Sexual harassment suit can proceed in case where firefighters viewed a nude video of colleague

June 18, 2022

A female Texas firefighter, who claimed that her male colleagues viewed a nude video of her that was stolen from her personal computer, can proceed with her claim of sexual harassment against her former employer, according to a recent opinion by the 5th Circuit Court of Appeals.

Jane Doe (name withheld to protect her privacy) began working for the City of Houston as a firefighter in 2003. In 2008, a male junior captain working in the same station as Doe received an anonymous email containing an intimate, nude video of Doe that she made privately with her husband and saved on her personal laptop. Doe had brought her laptop to the firehouse.

The junior captain watched the video and told the male district chief about it, who asked to see the video. The junior captain played the video for the district chief while another firefighter was in the room. The district chief failed to report any of this to human resources, and instead asked the junior captain to send him the video because he “wanted to see it again.” Instead, the junior captain provided the district chief his password so the video could be viewed.

A year later, the district chief contacted the junior captain because the password would not work and he wanted to watch the video. The junior captain emailed the video to the district chief. According to the case, the junior captain “continued to watch the nude video of [Doe] multiple times over the next several years.”

Doe learned of these events in May 2017 when the district chief confessed to Doe’s husband (also a firefighter) that he had seen a nude video of her. Doe was “completely distraught” and “disgusted.” She then suffered from post-traumatic stress disorder and took six months leave. She was awarded worker’s compensation after it was determined she suffered “a compensable mental trauma injury.” In 2019, the City of Houston “medically separated” her from the city.

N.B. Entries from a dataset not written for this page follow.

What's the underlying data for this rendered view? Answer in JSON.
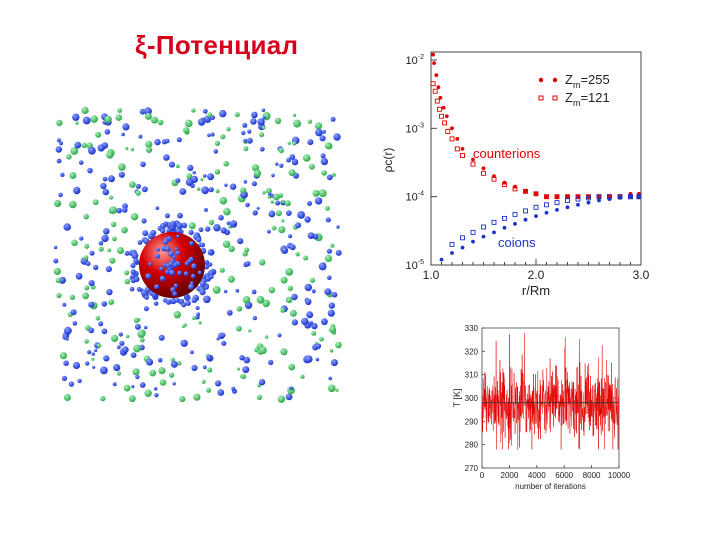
{
  "title": "ξ-Потенциал",
  "colors": {
    "title": "#d6001c",
    "counterion": "#e30000",
    "coion": "#1a33cc",
    "green": "#2da84a",
    "macroion": "#d40000"
  },
  "chart_data": [
    {
      "type": "scatter",
      "yscale": "log",
      "ylabel": "ρc(r)",
      "xlabel": "r/Rm",
      "xlim": [
        1.0,
        3.0
      ],
      "ylim": [
        1e-05,
        0.01
      ],
      "x_ticks": [
        "1.0",
        "2.0",
        "3.0"
      ],
      "y_ticks": [
        "10-5",
        "10-4",
        "10-3",
        "10-2"
      ],
      "legend_position": "top-right",
      "legend": [
        {
          "label": "Zm=255",
          "marker": "filled"
        },
        {
          "label": "Zm=121",
          "marker": "open"
        }
      ],
      "annotations": [
        "counterions",
        "coions"
      ],
      "series": [
        {
          "name": "counterions, Zm=255",
          "marker": "filled",
          "color": "#e30000",
          "x": [
            1.02,
            1.03,
            1.05,
            1.07,
            1.09,
            1.12,
            1.15,
            1.2,
            1.25,
            1.3,
            1.4,
            1.5,
            1.6,
            1.7,
            1.8,
            1.9,
            2.0,
            2.1,
            2.2,
            2.3,
            2.4,
            2.5,
            2.6,
            2.7,
            2.8,
            2.9,
            2.98
          ],
          "y": [
            0.012,
            0.009,
            0.006,
            0.004,
            0.0028,
            0.002,
            0.0015,
            0.001,
            0.0007,
            0.0005,
            0.00035,
            0.00026,
            0.0002,
            0.00016,
            0.00014,
            0.00012,
            0.00011,
            0.0001,
            0.0001,
            0.0001,
            0.0001,
            0.0001,
            0.0001,
            0.0001,
            0.0001,
            0.00011,
            0.00011
          ]
        },
        {
          "name": "counterions, Zm=121",
          "marker": "open",
          "color": "#e30000",
          "x": [
            1.02,
            1.04,
            1.06,
            1.08,
            1.1,
            1.13,
            1.16,
            1.2,
            1.25,
            1.3,
            1.4,
            1.5,
            1.6,
            1.7,
            1.8,
            1.9,
            2.0,
            2.1,
            2.2,
            2.3,
            2.4,
            2.5,
            2.6,
            2.7,
            2.8,
            2.9,
            2.98
          ],
          "y": [
            0.0045,
            0.0035,
            0.0025,
            0.0019,
            0.0015,
            0.0012,
            0.0009,
            0.0007,
            0.0005,
            0.0004,
            0.0003,
            0.00022,
            0.00018,
            0.00015,
            0.00013,
            0.00012,
            0.00011,
            0.0001,
            0.0001,
            0.0001,
            0.0001,
            0.0001,
            0.0001,
            0.0001,
            0.0001,
            0.0001,
            0.0001
          ]
        },
        {
          "name": "coions, Zm=255",
          "marker": "filled",
          "color": "#1a33cc",
          "x": [
            1.1,
            1.2,
            1.3,
            1.4,
            1.5,
            1.6,
            1.7,
            1.8,
            1.9,
            2.0,
            2.1,
            2.2,
            2.3,
            2.4,
            2.5,
            2.6,
            2.7,
            2.8,
            2.9,
            2.98
          ],
          "y": [
            1.2e-05,
            1.5e-05,
            1.8e-05,
            2.2e-05,
            2.6e-05,
            3e-05,
            3.5e-05,
            4e-05,
            4.6e-05,
            5.2e-05,
            5.8e-05,
            6.4e-05,
            7e-05,
            7.6e-05,
            8.2e-05,
            8.8e-05,
            9.2e-05,
            9.6e-05,
            0.0001,
            0.0001
          ]
        },
        {
          "name": "coions, Zm=121",
          "marker": "open",
          "color": "#1a33cc",
          "x": [
            1.2,
            1.3,
            1.4,
            1.5,
            1.6,
            1.7,
            1.8,
            1.9,
            2.0,
            2.1,
            2.2,
            2.3,
            2.4,
            2.5,
            2.6,
            2.7,
            2.8,
            2.9,
            2.98
          ],
          "y": [
            2e-05,
            2.5e-05,
            3e-05,
            3.6e-05,
            4.2e-05,
            4.8e-05,
            5.5e-05,
            6.2e-05,
            7e-05,
            7.6e-05,
            8.2e-05,
            8.8e-05,
            9.2e-05,
            9.6e-05,
            0.0001,
            0.0001,
            0.0001,
            0.0001,
            0.0001
          ]
        }
      ]
    },
    {
      "type": "line",
      "ylabel": "T [K]",
      "xlabel": "number of iterations",
      "xlim": [
        0,
        10000
      ],
      "ylim": [
        270,
        330
      ],
      "x_ticks": [
        "0",
        "2000",
        "4000",
        "6000",
        "8000",
        "10000"
      ],
      "y_ticks": [
        "270",
        "280",
        "290",
        "300",
        "310",
        "320",
        "330"
      ],
      "reference_line": 298,
      "series": [
        {
          "color": "#e30000",
          "mean": 298,
          "spread": 10
        }
      ]
    }
  ],
  "snapshot": {
    "macroion_color": "#d40000",
    "counterion_color": "#1a33cc",
    "coion_color": "#2da84a"
  }
}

While Doe did complain to the city about this course of events, she alleges “(1) she was not told how widely the video had been distributed throughout the Fire Department, (2) she did not know whether any copies of the video continued to exist and were still in the possession of others, and (3) there were no assurances that [Doe] would not be required to work in the future with” the two men who watched the video.

Doe sued for sexual harassment alleging she was in a hostile work environment. On the city’s motion for summary judgment, the district court dismissed the case, holding, “[b]ecause [Doe] cannot show that she was subjected to a hostile work environment — just that she is angry and embarrassed — her sexual harassment claim fails.”

The 5th Circuit Court of Appeals disagreed, and determined that a jury should decide whether she could meet the elements necessary to show she was in a hostile work environment, including that the conduct was based on her sex, it was subjectively and objectively offensive, that it was severe or pervasive and there was notice to the city.

The court concluded that “a jury could surely find that the decision of two men to repeatedly watch a nude video of their female coworker was motivated by the fact that she was a woman. The harassment was based on sex.”

The court concluded that the city knew or should have known of the conduct. The court held, “[t]he City is hard pressed to explain why [a supervising employee’s] knowledge of harassment should not be imputed to the City when its own policy placed an affirmative duty on him to pass such information up the chain of command.”

The city didn’t fire the two men accused of watching the video and gave them some level of discipline.

There is so much wrong with this case.

Most importantly, women deserve to be treated not as sex objects, but peers. This “boys will be boys” behavior at work needs to stop. Only leadership can make this happen, but too often, as in this case, leadership engages in it and even encourages it.

Employers must make a rule, at a minimum, that sexual conversations and behaviors at work cannot be tolerated, even if no one is offended. This includes any sexual images, videos or pictures that are brought into the workplace.

Employers also need to make sure managers understand they have a duty to report any sexual misconduct (or other forms of harassment) so that an investigation can be conducted.

Eradicating harassment is not complicated, but it requires a leadership commitment to cultural change. This starts with setting expectations through policy and training, and then holding employees accountable through real action.